Abel has post-traumatic stress disorder, but he has never seen combat—at least not in the traditional sense. Instead, his PTSD is derived from trauma far more domestic: he was regularly sexually abused at home from his toddler years through preschool and kindergarten until finally being removed from the situation by the state. From as far back as he dares remember, foster placements and group homes are all he has known—slippery, shifting places where one does not get too comfortable.
Complicating his shallowly buried trauma, emerging erratically in fits of rage or tears or both, Abel also suffers from bi-polar disorder. It is not entirely unexpected, then, that Abel has difficulties dealing with the waves of anger that wash suddenly over him. Negotiating this relentless struggle with his emotions has taken him in and out of gangs, transitional placements, prison, homelessness … and he is only 23.
The room he was until recently renting from a downtown homeowner was more than he could afford. At $650 per month, he lasted only six weeks. On his last night, the 28th of February, he confided in the landlord. The truth is that from there he was headed to wander the streets until dawn. In a moment of sympathy, the landlord asked if there was anything she could do. Abel replied that he would be grateful if he could rent the couch. He would pay her $200 per month for the opportunity.
But this was not the plush and cozy sofa before the fireplace, the central area of the family’s home life. It was a couch in the backyard, under the covered patio. There is no heat, no electricity, no restroom—just a discarded piece of second-hand furniture situated on an enclosed slab of concrete.
And so, sleeping at night in the yard through the rainy month of March and into April, Abel worked a position with a tax preparation firm. Dressed in a woman’s gown in the most highly visible spot the management could nose out, drawing attention to himself with the waving of a sign painted in bold red lettering at a busy intersection, Abel worked 8 three-hour shifts per month, getting paid $8.75 per hour.
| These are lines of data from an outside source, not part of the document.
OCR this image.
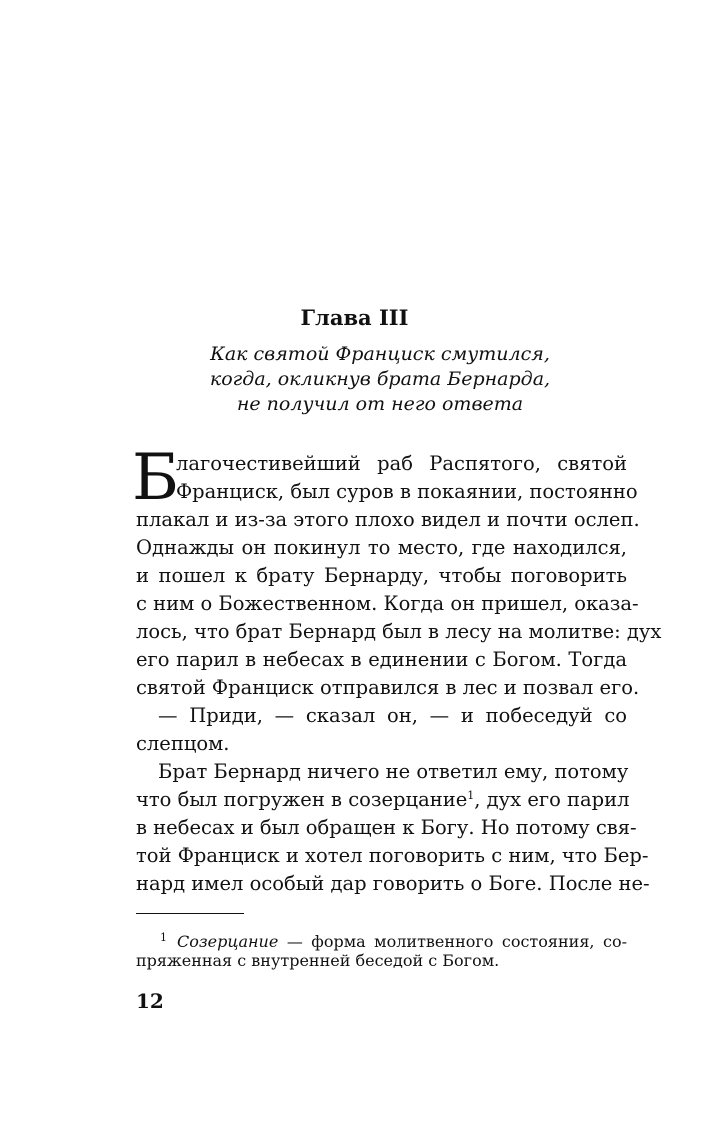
Глава III
Как святой Франциск смутился,
когда, окликнув брата Бернарда,
не получил от него ответа
Б
лагочестивейший раб Распятого, святой
Франциск, был суров в покаянии, постоянно
плакал и из-за этого плохо видел и почти ослеп.
Однажды он покинул то место, где находился,
и пошел к брату Бернарду, чтобы поговорить
с ним о Божественном. Когда он пришел, оказа-
лось, что брат Бернард был в лесу на молитве: дух
его парил в небесах в единении с Богом. Тогда
святой Франциск отправился в лес и позвал его.
— Приди, — сказал он, — и побеседуй со
слепцом.
Брат Бернард ничего не ответил ему, потому
что был погружен в созерцание$^1$, дух его парил
в небесах и был обращен к Богу. Но потому свя-
той Франциск и хотел поговорить с ним, что Бер-
нард имел особый дар говорить о Боге. После не-
$^1$ Созерцание — форма молитвенного состояния, со-
пряженная с внутренней беседой с Богом.
12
Not surprisingly, the mere act of putting on his costume filled Abel with dread and irritability. Walking out to the patch of turf in front of the McDonald’s where he held his sign, he wouldn’t even be in position before the honking would start, the caterwauls, and the long, amused stares of the hundreds, the thousands who passed him by each hour. The job didn’t even quite pay enough for his couch.
Abel has recently enrolled in an anger management program. “There are other people who have this problem,” he told me the other night, realizing for the first time that he is not alone. “I’m doing good, right?” Behind his tattoos, his prison record, his history of violence, he is in many ways the most innocent of children. We stood beneath a sky full of stars, and for a moment the city was quite and still. “You’re proud of me, right?”
Abel has been betrayed so severely so many times by so many of the adults in his life—what he wants more than anything in the world is to be loved, to feel some semblance of dignity and worth.
After April 15th, the tax preparers had no more use for Abel, so they let him go. And a few days ago, Abel was told by the owner of his couch that he had to move along, that he couldn’t stay there anymore, that there was need to have three “full rent paying tenants”, and that this was impossible so long as he was staying on the couch. The landlord communicated all this through a text. She gave him until Friday to pack his duffle bag and disappear.